Use Open Mapping Theorem.

 

[Dick]

It's pretty easy to see that all of the derivatives of f(z) are zero at z0, isn't it? Try to use derivatives to say something about the coefficients.

 

[jsi]

oh ok, so if say, since f(z) = 0, d/dz = 0, then taking the derivative of every term of the series yields d/dz (a_n(z - z₀)ⁿ) = (na_n(z - z₀)^n-1) = (na_n(z - z₀)ⁿ)/(z - z₀)¹ and then that means (z - z₀) can't = 0 so the a_i must be 0? Is that right, or sort of right, or totally wrong?

 

[Dick]

oh ok, so if say, since f(z) = 0, d/dz = 0, then taking the derivative of every term of the series yields d/dz (a_n(z - z₀)ⁿ) = (na_n(z - z₀)^n-1) = (na_n(z - z₀)ⁿ)/(z - z₀)¹ and then that means (z - z₀) can't = 0 so the a_i must be 0? Is that right, or sort of right, or totally wrong?
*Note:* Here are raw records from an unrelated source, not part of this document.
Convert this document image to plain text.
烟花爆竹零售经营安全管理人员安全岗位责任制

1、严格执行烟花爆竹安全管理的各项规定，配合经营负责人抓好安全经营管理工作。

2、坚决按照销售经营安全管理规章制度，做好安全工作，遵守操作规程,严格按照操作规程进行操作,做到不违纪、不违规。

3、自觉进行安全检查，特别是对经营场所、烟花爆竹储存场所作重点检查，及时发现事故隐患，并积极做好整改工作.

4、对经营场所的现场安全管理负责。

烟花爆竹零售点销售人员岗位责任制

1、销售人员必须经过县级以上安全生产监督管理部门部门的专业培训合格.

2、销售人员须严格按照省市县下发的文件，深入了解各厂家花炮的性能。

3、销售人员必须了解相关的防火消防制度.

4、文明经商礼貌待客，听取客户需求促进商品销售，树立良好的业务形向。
Take it one step at a time. The series is f(z)=a0+a1(z-z0)+a2(z-z0)^2+... Since f(z0)=0 that means a0=0. f'(z)=a1+2*a2(z-z0)+... What does f'(z0)=0 tell you? Now use the second derivative to say something about a2. Etc.

 

[jsi]

I think I got it; f'(0) = 0 implies that a₁ = 0 and f''(0) = 0 implies that a₂ = 0, so f to the nth derivative of 0 = 0 implies that a_n = 0, so all a_n must be 0?

 

[Dick]

I think I got it; f'(0) = 0 implies that a₁ = 0 and f''(0) = 0 implies that a₂ = 0, so f to the nth derivative of 0 = 0 implies that a_n = 0, so all a_n must be 0?

Yes, that's it. Except you want to evaluate all of the derivatives at z=z0. Not z=0.

 

[jsi]

great, thank you!